May 09, 2017      

DALLAS — At AUVSI Xponential here yesterday, thousands of attendees gathered to learn about the latest in autonomous systems. Conference sessions, networking events, and arriving exhibitors focused on different aspects of the fast-growing market for unmanned systems on land, in the air, and on and under the water.

While autonomous unmanned vehicles have very different capabilities by vertical sector, attendees were all bullish on the industry’s prospects. The aerial systems market alone will have a compound annual growth rate of 13% to reach $19.85 billion by 2021, predicts Technavio.

In this reporter’s notebook, let’s take a quick look at some first impressions from this week’s drone show.

The drone business is maturing fast

Like industrial automation, the principles of unmanned autonomous vehicles have been known for years. As with robotics, relatively recent improvements in hardware such as more capable cameras and motors and the development of machine learning and big data in the cloud have opened up new applications.

AUVSI Xponential logo for autonomous systems show

Most of the end-user cases presented at this year’s Xponential, from infrastructure inspection in the energy industry to gathering detailed information for weather forecasts, are already here. Gone are theoretical or academic presentations; many attendees I spoke with were actively comparing notes and looking for technologies to help their businesses.

Regulators ease the way for applications

After the Federal Aviation Administration released its rules for non-recreational use of unmanned aircraft systems last year, the competition for waivers and uncertainty about U.S. airspace faded (but isn’t completely gone). This paved the way for potential drone deliveries, as well as the use of unmanned systems for agriculture and entertainment, such as Intel’s Shooting Star systems, which performed at this year’s Super Bowl and Coachella.

Similarly, the European Aviation Safety Agency has proposed regulations for the operation of small drones, and standards organizations are looking to develop rules to pre-empt a patchwork of local laws and facilitate interoperability.

Of course, for testing of autonomous systems — similar to self-driving cars — companies look to jurisdictions with relatively few rules, the open space to test them safely, and support from universities and research laboratories.

The sky has room for players large and small

Robotics Business Review spoke with people from Intel, Lockheed Martin, and Boeing, as well as with startups from Boston, New Mexico, and more. Engineers and executives noted that everyone is hungry for innovations in sensors, artificial intelligence, and business models.

Autonomous systems such as this delivery drone are coming to daily life.With drone usage comes the need for security precautions, represented by panels on countermeasures. The defense industry is well-represented at Xponential, but so too are precision agriculture, oil and gas, and logistics. Reservations about weaponized drones are giving way to a realization that, as with other innovations — ARPANET, anyone? — high-resolution imagery, precise machine-assisted controls, and data sharing are limited only by users’ imaginations.
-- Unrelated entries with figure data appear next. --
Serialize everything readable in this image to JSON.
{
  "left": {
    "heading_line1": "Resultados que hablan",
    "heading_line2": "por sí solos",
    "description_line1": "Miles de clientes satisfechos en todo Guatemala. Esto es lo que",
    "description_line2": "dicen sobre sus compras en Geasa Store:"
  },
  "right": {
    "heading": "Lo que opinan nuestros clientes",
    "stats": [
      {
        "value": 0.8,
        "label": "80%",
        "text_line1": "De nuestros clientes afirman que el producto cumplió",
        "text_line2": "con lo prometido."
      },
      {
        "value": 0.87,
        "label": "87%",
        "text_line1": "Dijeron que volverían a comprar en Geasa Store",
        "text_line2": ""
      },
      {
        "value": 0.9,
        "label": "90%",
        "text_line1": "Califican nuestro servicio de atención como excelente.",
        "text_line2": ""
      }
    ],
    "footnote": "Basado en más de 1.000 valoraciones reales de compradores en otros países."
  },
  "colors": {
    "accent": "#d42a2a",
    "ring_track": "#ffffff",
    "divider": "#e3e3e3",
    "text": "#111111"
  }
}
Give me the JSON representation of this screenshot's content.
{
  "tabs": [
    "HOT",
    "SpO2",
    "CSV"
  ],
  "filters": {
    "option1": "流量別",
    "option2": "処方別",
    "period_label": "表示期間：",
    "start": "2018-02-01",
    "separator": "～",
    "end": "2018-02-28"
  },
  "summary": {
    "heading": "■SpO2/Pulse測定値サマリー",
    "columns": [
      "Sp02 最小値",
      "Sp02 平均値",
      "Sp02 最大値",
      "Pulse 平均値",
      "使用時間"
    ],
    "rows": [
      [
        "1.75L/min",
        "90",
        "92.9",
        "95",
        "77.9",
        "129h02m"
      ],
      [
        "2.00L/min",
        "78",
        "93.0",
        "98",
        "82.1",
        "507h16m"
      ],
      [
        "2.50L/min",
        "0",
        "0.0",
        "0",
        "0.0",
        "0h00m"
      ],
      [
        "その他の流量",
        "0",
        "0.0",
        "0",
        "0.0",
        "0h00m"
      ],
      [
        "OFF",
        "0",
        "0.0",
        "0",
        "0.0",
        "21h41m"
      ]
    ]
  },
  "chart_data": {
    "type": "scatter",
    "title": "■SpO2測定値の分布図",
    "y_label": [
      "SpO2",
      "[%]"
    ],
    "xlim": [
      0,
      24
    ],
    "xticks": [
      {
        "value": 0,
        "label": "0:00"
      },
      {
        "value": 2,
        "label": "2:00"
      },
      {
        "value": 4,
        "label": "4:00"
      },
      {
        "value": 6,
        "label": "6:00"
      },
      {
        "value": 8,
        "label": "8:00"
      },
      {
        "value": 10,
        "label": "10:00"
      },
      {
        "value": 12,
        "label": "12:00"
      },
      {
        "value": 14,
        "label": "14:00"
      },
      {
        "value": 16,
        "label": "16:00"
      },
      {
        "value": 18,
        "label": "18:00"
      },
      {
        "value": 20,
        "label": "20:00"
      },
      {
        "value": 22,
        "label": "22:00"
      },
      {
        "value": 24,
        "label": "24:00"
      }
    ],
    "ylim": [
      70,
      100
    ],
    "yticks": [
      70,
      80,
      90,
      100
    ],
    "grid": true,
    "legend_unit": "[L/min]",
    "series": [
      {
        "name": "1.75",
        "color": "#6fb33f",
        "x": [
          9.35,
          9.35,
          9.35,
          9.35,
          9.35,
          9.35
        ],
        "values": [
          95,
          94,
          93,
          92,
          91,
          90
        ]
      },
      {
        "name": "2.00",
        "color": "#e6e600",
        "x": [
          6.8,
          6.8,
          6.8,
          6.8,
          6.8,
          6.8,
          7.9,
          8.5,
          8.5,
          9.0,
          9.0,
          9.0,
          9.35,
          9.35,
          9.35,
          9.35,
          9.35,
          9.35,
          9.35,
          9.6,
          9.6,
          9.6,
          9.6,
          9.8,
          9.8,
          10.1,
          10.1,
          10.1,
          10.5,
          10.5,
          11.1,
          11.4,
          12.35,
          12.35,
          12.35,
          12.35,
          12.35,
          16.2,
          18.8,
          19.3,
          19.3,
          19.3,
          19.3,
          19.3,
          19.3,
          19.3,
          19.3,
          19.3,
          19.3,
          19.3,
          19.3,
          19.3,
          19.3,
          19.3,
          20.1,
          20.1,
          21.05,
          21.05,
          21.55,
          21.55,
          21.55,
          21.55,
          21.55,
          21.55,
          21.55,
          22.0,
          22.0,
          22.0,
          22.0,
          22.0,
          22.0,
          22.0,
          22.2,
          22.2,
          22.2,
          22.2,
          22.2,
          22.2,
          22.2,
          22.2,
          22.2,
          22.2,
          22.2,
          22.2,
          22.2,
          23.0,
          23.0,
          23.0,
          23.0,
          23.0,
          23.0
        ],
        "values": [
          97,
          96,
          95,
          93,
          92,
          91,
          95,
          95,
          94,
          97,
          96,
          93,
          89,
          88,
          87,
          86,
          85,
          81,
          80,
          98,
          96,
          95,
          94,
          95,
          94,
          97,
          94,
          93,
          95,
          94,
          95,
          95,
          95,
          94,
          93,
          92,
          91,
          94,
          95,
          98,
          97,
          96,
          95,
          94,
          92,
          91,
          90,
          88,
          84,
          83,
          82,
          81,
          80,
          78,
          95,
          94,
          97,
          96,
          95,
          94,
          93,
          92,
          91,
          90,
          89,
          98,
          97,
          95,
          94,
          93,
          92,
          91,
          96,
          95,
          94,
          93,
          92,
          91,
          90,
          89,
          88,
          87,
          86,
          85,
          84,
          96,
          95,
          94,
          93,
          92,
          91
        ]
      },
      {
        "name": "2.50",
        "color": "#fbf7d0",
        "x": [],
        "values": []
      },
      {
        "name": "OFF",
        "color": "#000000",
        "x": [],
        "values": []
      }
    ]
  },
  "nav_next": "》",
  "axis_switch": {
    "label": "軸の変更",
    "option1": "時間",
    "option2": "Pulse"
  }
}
In fact, unmanned systems will soon be working in warehouses, inspecting towers, or gathering land-use or crowd data near you, if they aren’t already, so it pays to learn about local and global players.
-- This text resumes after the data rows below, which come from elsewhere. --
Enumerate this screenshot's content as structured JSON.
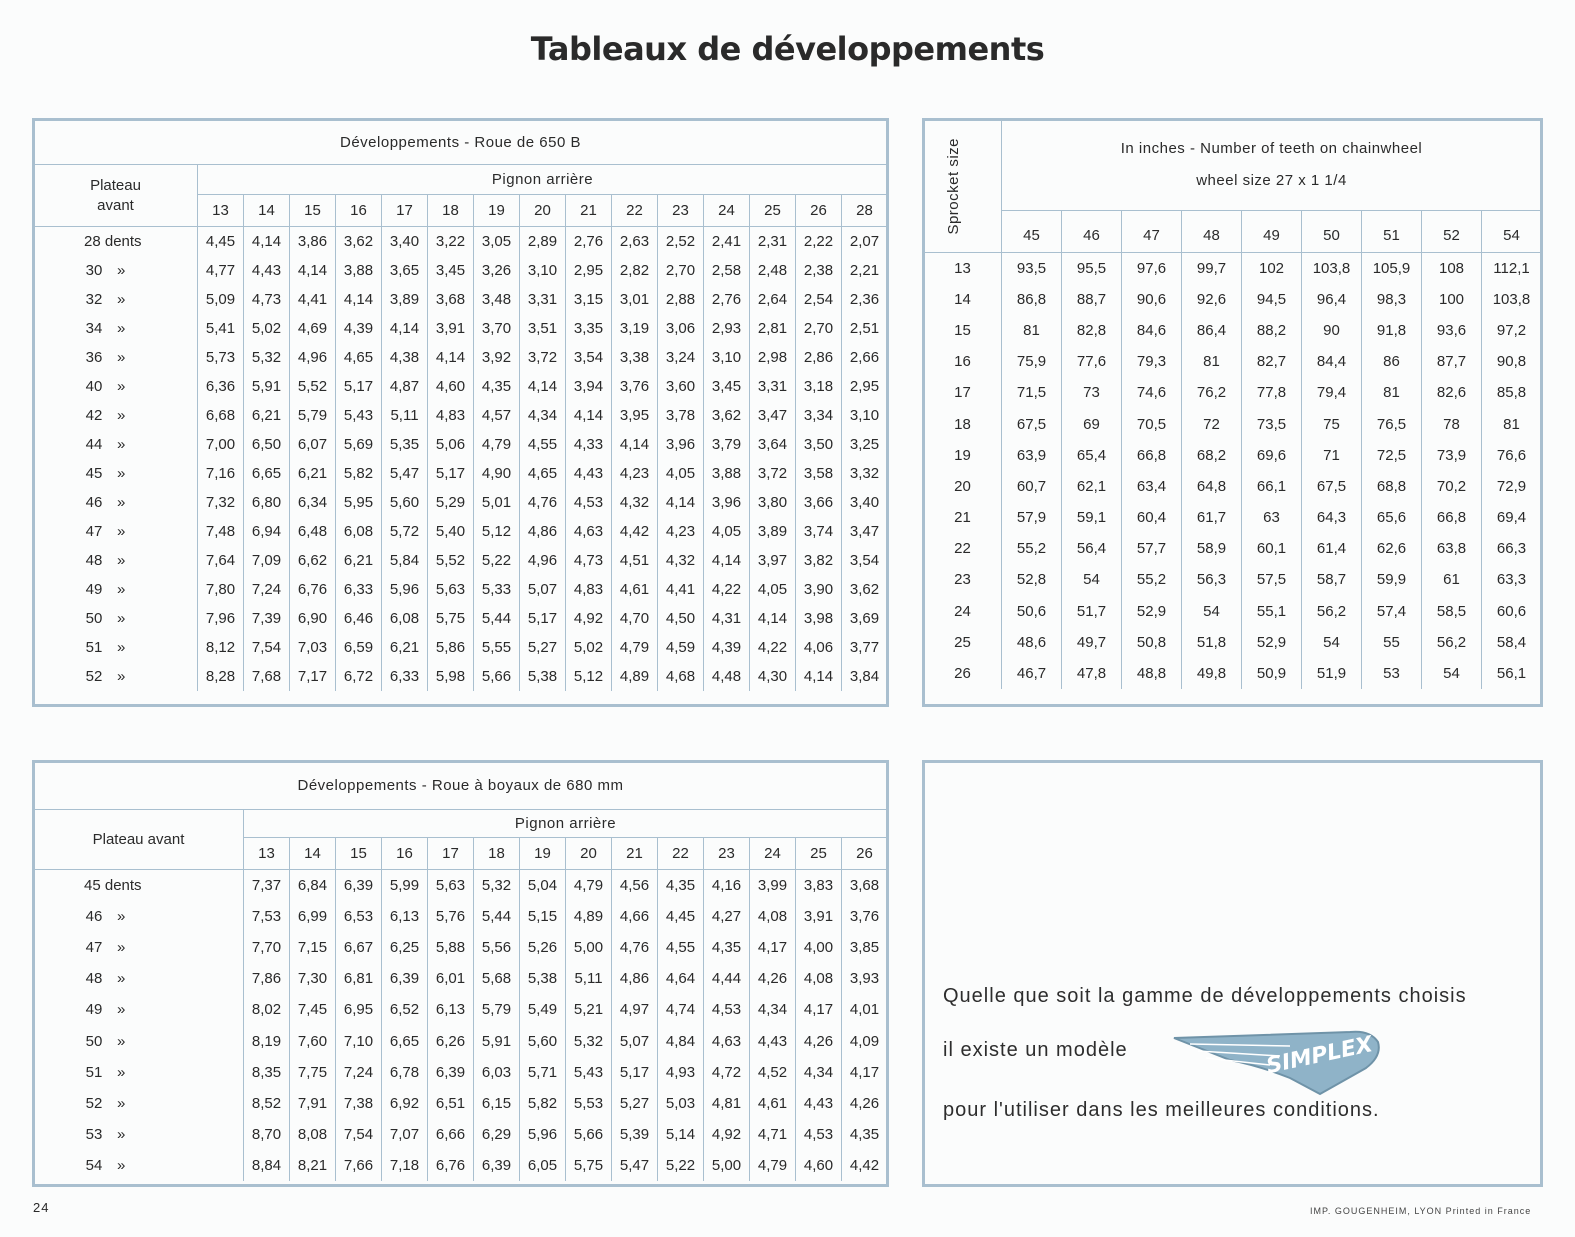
{
  "title": "Tableaux de développements",
  "table1": {
    "caption": "Développements - Roue de 650 B",
    "row_header": "Plateau avant",
    "col_group_header": "Pignon arrière",
    "columns": [
      "13",
      "14",
      "15",
      "16",
      "17",
      "18",
      "19",
      "20",
      "21",
      "22",
      "23",
      "24",
      "25",
      "26",
      "28"
    ],
    "rows": [
      {
        "label": "28 dents",
        "values": [
          "4,45",
          "4,14",
          "3,86",
          "3,62",
          "3,40",
          "3,22",
          "3,05",
          "2,89",
          "2,76",
          "2,63",
          "2,52",
          "2,41",
          "2,31",
          "2,22",
          "2,07"
        ]
      },
      {
        "label": "30",
        "values": [
          "4,77",
          "4,43",
          "4,14",
          "3,88",
          "3,65",
          "3,45",
          "3,26",
          "3,10",
          "2,95",
          "2,82",
          "2,70",
          "2,58",
          "2,48",
          "2,38",
          "2,21"
        ]
      },
      {
        "label": "32",
        "values": [
          "5,09",
          "4,73",
          "4,41",
          "4,14",
          "3,89",
          "3,68",
          "3,48",
          "3,31",
          "3,15",
          "3,01",
          "2,88",
          "2,76",
          "2,64",
          "2,54",
          "2,36"
        ]
      },
      {
        "label": "34",
        "values": [
          "5,41",
          "5,02",
          "4,69",
          "4,39",
          "4,14",
          "3,91",
          "3,70",
          "3,51",
          "3,35",
          "3,19",
          "3,06",
          "2,93",
          "2,81",
          "2,70",
          "2,51"
        ]
      },
      {
        "label": "36",
        "values": [
          "5,73",
          "5,32",
          "4,96",
          "4,65",
          "4,38",
          "4,14",
          "3,92",
          "3,72",
          "3,54",
          "3,38",
          "3,24",
          "3,10",
          "2,98",
          "2,86",
          "2,66"
        ]
      },
      {
        "label": "40",
        "values": [
          "6,36",
          "5,91",
          "5,52",
          "5,17",
          "4,87",
          "4,60",
          "4,35",
          "4,14",
          "3,94",
          "3,76",
          "3,60",
          "3,45",
          "3,31",
          "3,18",
          "2,95"
        ]
      },
      {
        "label": "42",
        "values": [
          "6,68",
          "6,21",
          "5,79",
          "5,43",
          "5,11",
          "4,83",
          "4,57",
          "4,34",
          "4,14",
          "3,95",
          "3,78",
          "3,62",
          "3,47",
          "3,34",
          "3,10"
        ]
      },
      {
        "label": "44",
        "values": [
          "7,00",
          "6,50",
          "6,07",
          "5,69",
          "5,35",
          "5,06",
          "4,79",
          "4,55",
          "4,33",
          "4,14",
          "3,96",
          "3,79",
          "3,64",
          "3,50",
          "3,25"
        ]
      },
      {
        "label": "45",
        "values": [
          "7,16",
          "6,65",
          "6,21",
          "5,82",
          "5,47",
          "5,17",
          "4,90",
          "4,65",
          "4,43",
          "4,23",
          "4,05",
          "3,88",
          "3,72",
          "3,58",
          "3,32"
        ]
      },
      {
        "label": "46",
        "values": [
          "7,32",
          "6,80",
          "6,34",
          "5,95",
          "5,60",
          "5,29",
          "5,01",
          "4,76",
          "4,53",
          "4,32",
          "4,14",
          "3,96",
          "3,80",
          "3,66",
          "3,40"
        ]
      },
      {
        "label": "47",
        "values": [
          "7,48",
          "6,94",
          "6,48",
          "6,08",
          "5,72",
          "5,40",
          "5,12",
          "4,86",
          "4,63",
          "4,42",
          "4,23",
          "4,05",
          "3,89",
          "3,74",
          "3,47"
        ]
      },
      {
        "label": "48",
        "values": [
          "7,64",
          "7,09",
          "6,62",
          "6,21",
          "5,84",
          "5,52",
          "5,22",
          "4,96",
          "4,73",
          "4,51",
          "4,32",
          "4,14",
          "3,97",
          "3,82",
          "3,54"
        ]
      },
      {
        "label": "49",
        "values": [
          "7,80",
          "7,24",
          "6,76",
          "6,33",
          "5,96",
          "5,63",
          "5,33",
          "5,07",
          "4,83",
          "4,61",
          "4,41",
          "4,22",
          "4,05",
          "3,90",
          "3,62"
        ]
      },
      {
        "label": "50",
        "values": [
          "7,96",
          "7,39",
          "6,90",
          "6,46",
          "6,08",
          "5,75",
          "5,44",
          "5,17",
          "4,92",
          "4,70",
          "4,50",
          "4,31",
          "4,14",
          "3,98",
          "3,69"
        ]
      },
      {
        "label": "51",
        "values": [
          "8,12",
          "7,54",
          "7,03",
          "6,59",
          "6,21",
          "5,86",
          "5,55",
          "5,27",
          "5,02",
          "4,79",
          "4,59",
          "4,39",
          "4,22",
          "4,06",
          "3,77"
        ]
      },
      {
        "label": "52",
        "values": [
          "8,28",
          "7,68",
          "7,17",
          "6,72",
          "6,33",
          "5,98",
          "5,66",
          "5,38",
          "5,12",
          "4,89",
          "4,68",
          "4,48",
          "4,30",
          "4,14",
          "3,84"
        ]
      }
    ]
  },
  "table2": {
    "corner_header": "Sprocket size",
    "caption_line1": "In inches - Number of teeth on chainwheel",
    "caption_line2": "wheel size 27 x 1 1/4",
    "columns": [
      "45",
      "46",
      "47",
      "48",
      "49",
      "50",
      "51",
      "52",
      "54"
    ],
    "rows": [
      {
        "label": "13",
        "values": [
          "93,5",
          "95,5",
          "97,6",
          "99,7",
          "102",
          "103,8",
          "105,9",
          "108",
          "112,1"
        ]
      },
      {
        "label": "14",
        "values": [
          "86,8",
          "88,7",
          "90,6",
          "92,6",
          "94,5",
          "96,4",
          "98,3",
          "100",
          "103,8"
        ]
      },
      {
        "label": "15",
        "values": [
          "81",
          "82,8",
          "84,6",
          "86,4",
          "88,2",
          "90",
          "91,8",
          "93,6",
          "97,2"
        ]
      },
      {
        "label": "16",
        "values": [
          "75,9",
          "77,6",
          "79,3",
          "81",
          "82,7",
          "84,4",
          "86",
          "87,7",
          "90,8"
        ]
      },
      {
        "label": "17",
        "values": [
          "71,5",
          "73",
          "74,6",
          "76,2",
          "77,8",
          "79,4",
          "81",
          "82,6",
          "85,8"
        ]
      },
      {
        "label": "18",
        "values": [
          "67,5",
          "69",
          "70,5",
          "72",
          "73,5",
          "75",
          "76,5",
          "78",
          "81"
        ]
      },
      {
        "label": "19",
        "values": [
          "63,9",
          "65,4",
          "66,8",
          "68,2",
          "69,6",
          "71",
          "72,5",
          "73,9",
          "76,6"
        ]
      },
      {
        "label": "20",
        "values": [
          "60,7",
          "62,1",
          "63,4",
          "64,8",
          "66,1",
          "67,5",
          "68,8",
          "70,2",
          "72,9"
        ]
      },
      {
        "label": "21",
        "values": [
          "57,9",
          "59,1",
          "60,4",
          "61,7",
          "63",
          "64,3",
          "65,6",
          "66,8",
          "69,4"
        ]
      },
      {
        "label": "22",
        "values": [
          "55,2",
          "56,4",
          "57,7",
          "58,9",
          "60,1",
          "61,4",
          "62,6",
          "63,8",
          "66,3"
        ]
      },
      {
        "label": "23",
        "values": [
          "52,8",
          "54",
          "55,2",
          "56,3",
          "57,5",
          "58,7",
          "59,9",
          "61",
          "63,3"
        ]
      },
      {
        "label": "24",
        "values": [
          "50,6",
          "51,7",
          "52,9",
          "54",
          "55,1",
          "56,2",
          "57,4",
          "58,5",
          "60,6"
        ]
      },
      {
        "label": "25",
        "values": [
          "48,6",
          "49,7",
          "50,8",
          "51,8",
          "52,9",
          "54",
          "55",
          "56,2",
          "58,4"
        ]
      },
      {
        "label": "26",
        "values": [
          "46,7",
          "47,8",
          "48,8",
          "49,8",
          "50,9",
          "51,9",
          "53",
          "54",
          "56,1"
        ]
      }
    ]
  },
  "table3": {
    "caption": "Développements - Roue à boyaux de 680 mm",
    "row_header": "Plateau avant",
    "col_group_header": "Pignon arrière",
    "columns": [
      "13",
      "14",
      "15",
      "16",
      "17",
      "18",
      "19",
      "20",
      "21",
      "22",
      "23",
      "24",
      "25",
      "26"
    ],
    "rows": [
      {
        "label": "45 dents",
        "values": [
          "7,37",
          "6,84",
          "6,39",
          "5,99",
          "5,63",
          "5,32",
          "5,04",
          "4,79",
          "4,56",
          "4,35",
          "4,16",
          "3,99",
          "3,83",
          "3,68"
        ]
      },
      {
        "label": "46",
        "values": [
          "7,53",
          "6,99",
          "6,53",
          "6,13",
          "5,76",
          "5,44",
          "5,15",
          "4,89",
          "4,66",
          "4,45",
          "4,27",
          "4,08",
          "3,91",
          "3,76"
        ]
      },
      {
        "label": "47",
        "values": [
          "7,70",
          "7,15",
          "6,67",
          "6,25",
          "5,88",
          "5,56",
          "5,26",
          "5,00",
          "4,76",
          "4,55",
          "4,35",
          "4,17",
          "4,00",
          "3,85"
        ]
      },
      {
        "label": "48",
        "values": [
          "7,86",
          "7,30",
          "6,81",
          "6,39",
          "6,01",
          "5,68",
          "5,38",
          "5,11",
          "4,86",
          "4,64",
          "4,44",
          "4,26",
          "4,08",
          "3,93"
        ]
      },
      {
        "label": "49",
        "values": [
          "8,02",
          "7,45",
          "6,95",
          "6,52",
          "6,13",
          "5,79",
          "5,49",
          "5,21",
          "4,97",
          "4,74",
          "4,53",
          "4,34",
          "4,17",
          "4,01"
        ]
      },
      {
        "label": "50",
        "values": [
          "8,19",
          "7,60",
          "7,10",
          "6,65",
          "6,26",
          "5,91",
          "5,60",
          "5,32",
          "5,07",
          "4,84",
          "4,63",
          "4,43",
          "4,26",
          "4,09"
        ]
      },
      {
        "label": "51",
        "values": [
          "8,35",
          "7,75",
          "7,24",
          "6,78",
          "6,39",
          "6,03",
          "5,71",
          "5,43",
          "5,17",
          "4,93",
          "4,72",
          "4,52",
          "4,34",
          "4,17"
        ]
      },
      {
        "label": "52",
        "values": [
          "8,52",
          "7,91",
          "7,38",
          "6,92",
          "6,51",
          "6,15",
          "5,82",
          "5,53",
          "5,27",
          "5,03",
          "4,81",
          "4,61",
          "4,43",
          "4,26"
        ]
      },
      {
        "label": "53",
        "values": [
          "8,70",
          "8,08",
          "7,54",
          "7,07",
          "6,66",
          "6,29",
          "5,96",
          "5,66",
          "5,39",
          "5,14",
          "4,92",
          "4,71",
          "4,53",
          "4,35"
        ]
      },
      {
        "label": "54",
        "values": [
          "8,84",
          "8,21",
          "7,66",
          "7,18",
          "6,76",
          "6,39",
          "6,05",
          "5,75",
          "5,47",
          "5,22",
          "5,00",
          "4,79",
          "4,60",
          "4,42"
        ]
      }
    ]
  },
  "ditto_mark": "»",
  "promo": {
    "line1": "Quelle que soit la gamme de développements choisis",
    "line2": "il existe un modèle",
    "line3": "pour l'utiliser dans les meilleures conditions.",
    "logo_text": "SIMPLEX",
    "logo_color": "#8fb3c8"
  },
  "page_number": "24",
  "printer_note": "IMP. GOUGENHEIM, LYON  Printed in France"
}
Along with self-driving cars and AI, autonomous systems companies have been the subject of strong interest, as we’ve recorded in recent quarterly transactions reports. Don’t expect the rate of industry startup funding and consolidation to slow down anytime soon.

Software sophistication is key

Some vendors are working hard to commoditize hardware so that university graduates and startups don’t have to reinvent the wheel for each new unmanned system. Standardized gear should free up developer talent for devising new applications.
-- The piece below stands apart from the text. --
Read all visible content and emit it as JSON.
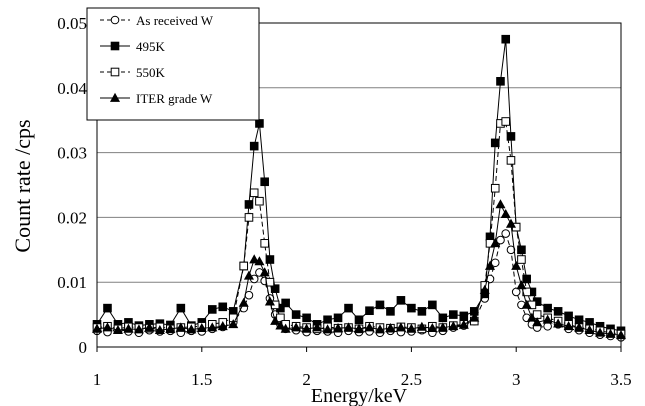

More importantly, the use of machine learning techniques to train systems to perceive and react to their environments.

While traditional AI might have transparency, “deep neural networks have the ability to adapt and learn on the fly,” said Jeremy Wurbs, a senior researcher at Boston-based Neurala Inc.

Deep learning take more data and time to train, but it has proven to be the best for object recognition, optical character recognition, understanding traffic signs, and medical imaging recognition, he said.

AI (in the broad sense) could then allow operators to focus on higher-level functions, such as drawing conclusions from the data gathered by multiple mobile sensors.

“The challenge, in addition to the environment, is that machines don’t recognize things as well as humans do,” said Diana Grauer, a technology principal at Schlumberger, during a panel on unmanned operations in the oil and gas industry. “Our competitive advantage is digital, intelligent, and unmanned — through IoT [the Internet of Things].”

More on Autonomous, Unmanned Systems and Robotics:

The world wants autonomous systems

As regulations clarify the parameters for UAVs and similar systems, training and certification have become key to ensuring that there are enough qualified operators to grow the industry, said Ulrich Hoffman, project lead of UAV services at Lufthansa Technik, which offers free online training to pilots in Europe.

RBR met with attendees from Europe, Latin America, and East Asia who all said that their organizations need to address workforce concerns, regulatory issues, and how to distinguish themselves in a dynamic, crowded market. At the same time, they and upcoming panels demonstrate confidence that commercial use of unmanned systems across industries will continue to grow.